The bed of wet pine needles cushion my stride as I race through the forest, heart thundering, breath coming in burning, almost desperate pants.
I’m safe here. The curse on my blood, wrapped by my own wand, offers me protection. I am hidden. I’m Jasmin Swan, a perfectly normal young woman. Not a psychic witch of the famed Black Swan Coven. No, not her…
I’m not fated to unlock the legend of the werewolves—a species lost to vampire’s memories, witch’s grimoires, and human’s nightmares. The Hunter, a vampire assassin so old his real name is lost in the same sepia mists of time as the wolves, does not pursue me—determined to twine our fates by turning me into his spawn. To tear me from my coven’s protection, stop me from freeing the wolves, and keep power over witches in vampire hands. No, none of that is true. I am a perfectly normal human.
That which we believe becomes our reality. That is one of the guiding principles of the coven I do not belong to and never have. My word is my wand.
A dog barks in the distance, pulling me up short. There is someone else out here.
I can barely hear over my hammering heart. Claire-Cognizance urges me to let her fly, to find the source of the sound and uncover its purpose. But I restrain her. That which seeks can also be found.
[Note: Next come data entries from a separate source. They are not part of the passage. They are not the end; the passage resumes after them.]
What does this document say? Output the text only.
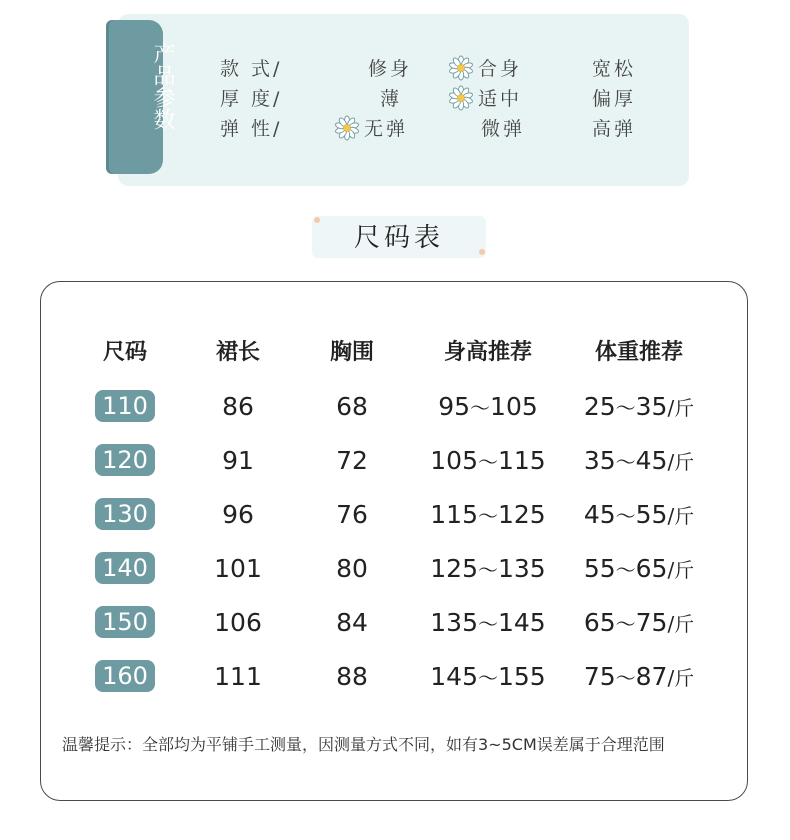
产品参数 款 式/	修身	合身	宽松
厚 度/	薄	适中	偏厚
弹 性/	无弹	微弹	高弹
尺码表
尺码	裙长	胸围	身高推荐	体重推荐
110	86	68	95～105	25～35/斤
120	91	72	105～115	35～45/斤
130	96	76	115～125	45～55/斤
140	101	80	125～135	55～65/斤
150	106	84	135～145	65～75/斤
160	111	88	145～155	75～87/斤
温馨提示：全部均为平铺手工测量，因测量方式不同，如有3~5CM误差属于合理范围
I am not physic. I do not have any Claires trying to tell me information that a normal, closed-off human, wouldn’t know.
A twig snaps behind me. I whirl around, eyes scanning the forest, darting from one dark shadow to the next. Nothing there that shouldn’t be.
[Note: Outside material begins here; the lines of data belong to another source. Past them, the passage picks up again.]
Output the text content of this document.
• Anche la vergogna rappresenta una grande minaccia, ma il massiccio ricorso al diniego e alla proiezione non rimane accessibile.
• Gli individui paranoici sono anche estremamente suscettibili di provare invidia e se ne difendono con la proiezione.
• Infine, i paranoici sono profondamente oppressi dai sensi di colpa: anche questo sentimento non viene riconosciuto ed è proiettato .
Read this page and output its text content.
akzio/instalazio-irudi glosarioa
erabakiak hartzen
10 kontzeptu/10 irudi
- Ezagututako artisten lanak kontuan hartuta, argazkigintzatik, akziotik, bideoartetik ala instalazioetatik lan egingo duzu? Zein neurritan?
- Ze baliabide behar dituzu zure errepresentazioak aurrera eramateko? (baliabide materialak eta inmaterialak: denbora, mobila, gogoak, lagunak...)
Slowly, the gentle rhythms of the forest come back into focus. My breath evens out and the thudding of my heart fades. It was just a dog, probably a hiker. Claire-Sentience itches to dig into the ground and touch the heart of this land, but I grit my teeth and refuse to release her.
I begin to run again. The tremble in my hands and hollowness in my gut left by the bolt of fear fades with each measured step. Eight miles under my feet, the sun reaching the apex of the sky, and my rented cabin comes into view through the evergreens.
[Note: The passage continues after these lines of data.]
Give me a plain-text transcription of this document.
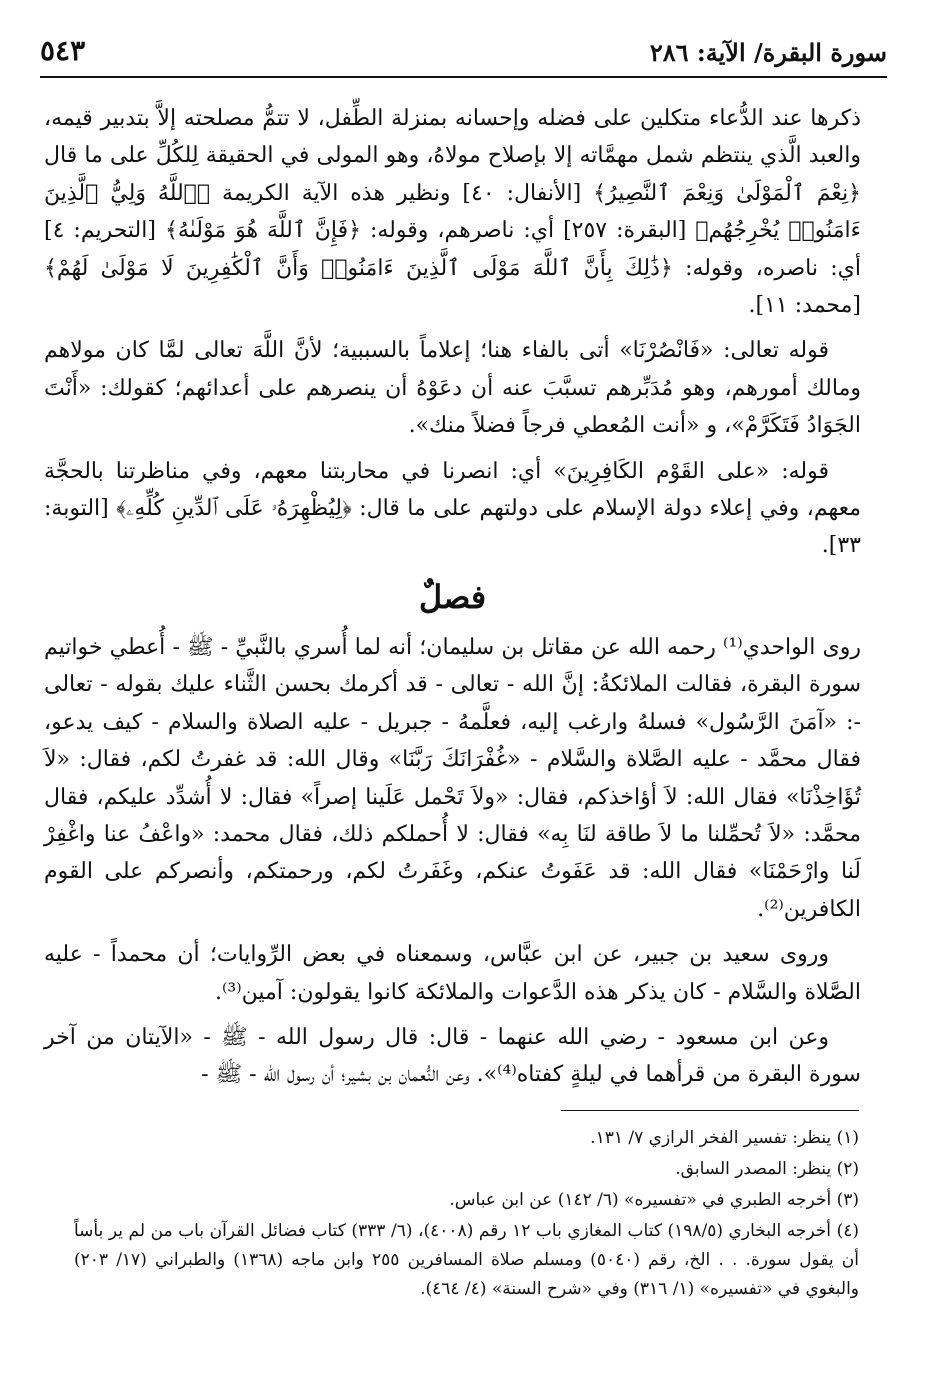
سورة البقرة/ الآية: ٢٨٦
٥٤٣

ذكرها عند الدُّعاء متكلين على فضله وإحسانه بمنزلة الطِّفل، لا تتمُّ مصلحته إلاَّ بتدبير قيمه، والعبد الَّذي ينتظم شمل مهمَّاته إلا بإصلاح مولاهُ، وهو المولى في الحقيقة لِلكُلِّ على ما قال ﴿نِعْمَ ٱلْمَوْلَىٰ وَنِعْمَ ٱلنَّصِيرُ﴾ [الأنفال: ٤٠] ونظير هذه الآية الكريمة ﴿ٱللَّهُ وَلِيُّ ٱلَّذِينَ ءَامَنُوا۟ يُخْرِجُهُم﴾ [البقرة: ٢٥٧] أي: ناصرهم، وقوله: ﴿فَإِنَّ ٱللَّهَ هُوَ مَوْلَىٰهُ﴾ [التحريم: ٤] أي: ناصره، وقوله: ﴿ذَٰلِكَ بِأَنَّ ٱللَّهَ مَوْلَى ٱلَّذِينَ ءَامَنُوا۟ وَأَنَّ ٱلْكَٰفِرِينَ لَا مَوْلَىٰ لَهُمْ﴾ [محمد: ١١].

قوله تعالى: «فَانْصُرْنَا» أتى بالفاء هنا؛ إعلاماً بالسببية؛ لأنَّ اللَّهَ تعالى لمَّا كان مولاهم ومالك أمورهم، وهو مُدَبِّرهم تسبَّبَ عنه أن دعَوْهُ أن ينصرهم على أعدائهم؛ كقولك: «أَنْتَ الجَوَادُ فَتَكَرَّمْ»، و «أنت المُعطي فرجاً فضلاً منك».

قوله: «على القَوْم الكَافِرِينَ» أي: انصرنا في محاربتنا معهم، وفي مناظرتنا بالحجَّة معهم، وفي إعلاء دولة الإسلام على دولتهم على ما قال: ﴿لِيُظْهِرَهُۥ عَلَى ٱلدِّينِ كُلِّهِۦ﴾ [التوبة: ٣٣].

فصلٌ

روى الواحدي⁽¹⁾ رحمه الله عن مقاتل بن سليمان؛ أنه لما أُسري بالنَّبيِّ - ﷺ - أُعطي خواتيم سورة البقرة، فقالت الملائكةُ: إنَّ الله - تعالى - قد أكرمك بحسن الثَّناء عليك بقوله - تعالى -: «آمَنَ الرَّسُول» فسلهُ وارغب إليه، فعلَّمهُ - جبريل - عليه الصلاة والسلام - كيف يدعو، فقال محمَّد - عليه الصَّلاة والسَّلام - «غُفْرَانَكَ رَبَّنَا» وقال الله: قد غفرتُ لكم، فقال: «لاَ تُؤَاخِذْنَا» فقال الله: لاَ أؤاخذكم، فقال: «ولاَ تَحْمل عَلَينا إصراً» فقال: لا أُشدِّد عليكم، فقال محمَّد: «لاَ تُحمِّلنا ما لاَ طاقة لنَا بِه» فقال: لا أُحملكم ذلك، فقال محمد: «واعْفُ عنا واغْفِرْ لَنا وارْحَمْنَا» فقال الله: قد عَفَوتُ عنكم، وغَفَرتُ لكم، ورحمتكم، وأنصركم على القوم الكافرين⁽²⁾.

وروى سعيد بن جبير، عن ابن عبَّاس، وسمعناه في بعض الرِّوايات؛ أن محمداً - عليه الصَّلاة والسَّلام - كان يذكر هذه الدَّعوات والملائكة كانوا يقولون: آمين⁽³⁾.

وعن ابن مسعود - رضي الله عنهما - قال: قال رسول الله - ﷺ - «الآيتان من آخر سورة البقرة من قرأهما في ليلةٍ كفتاه⁽⁴⁾». وعن النُّعمان بن بشير؛ أن رسول الله - ﷺ -

(١) ينظر: تفسير الفخر الرازي ٧/ ١٣١.
(٢) ينظر: المصدر السابق.
(٣) أخرجه الطبري في «تفسيره» (٦/ ١٤٢) عن ابن عباس.
(٤) أخرجه البخاري (١٩٨/٥) كتاب المغازي باب ١٢ رقم (٤٠٠٨)، (٦/ ٣٣٣) كتاب فضائل القرآن باب من لم ير بأساً أن يقول سورة. . . الخ، رقم (٥٠٤٠) ومسلم صلاة المسافرين ٢٥٥ وابن ماجه (١٣٦٨) والطبراني (١٧/ ٢٠٣) والبغوي في «تفسيره» (١/ ٣١٦) وفي «شرح السنة» (٤/ ٤٦٤).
When I moved here months earlier a blanket of snow covered the small structure, clumping on the bows of the trees, and kissing the edge of the porch. As spring breaks through the winter cold my cabin is exposed. Soon the underbrush will burst back to life, the deciduous trees will bud anew, and protection will grow around the log cabin.
Well built. That’s the first thing I thought when I saw it. The thick tree trunks, stacked like Lincoln Logs, the small windows—paned and etched with frost—double glazed.
“The owner built it with his father when he was 10 or 11,” the realtor told me, clomping up the shoveled walk, her boots meeting the hem of her down jacket. “It’s rustic, no internet but there is a landline.” She looked over her shoulder at me, smiling. “The owner is our town’s most eligible bachelor—from one of the founding families, moved to New York City and made a name for himself in the art world. He’s a wealthy artist, private, but handsome as sin.” She laughed then, her eyes glittering with the thrill of a good joke woven with a thread of gossip.
I nodded at Tricia Spanner—realtor and owner of the local diner—but didn’t respond. I have no interest in bachelors, gossip, or jokes. Which makes me sound like no fun…which I am these days, I guess. But I’m alive and safe. Those two elemental priorities are at the top of my to-do list.
I’d been sitting at Tricia’s counter when I decided to live in Dawson Falls, Vermont. Nursing a cup of coffee after pushing my pancakes around on the scratched plate, I looked out onto the tiny Main Street. Quiet, safe, and isolated.
I decided that this is where I would hide. No Claires involved, just pure old-fashioned decision making. Without my physic abilities, or ritual enhanced powers, making decisions felt like shooting into the dark hoping to pin a tail on a donkey but...
It is my only chance of out-running my past, and avoiding my fated future.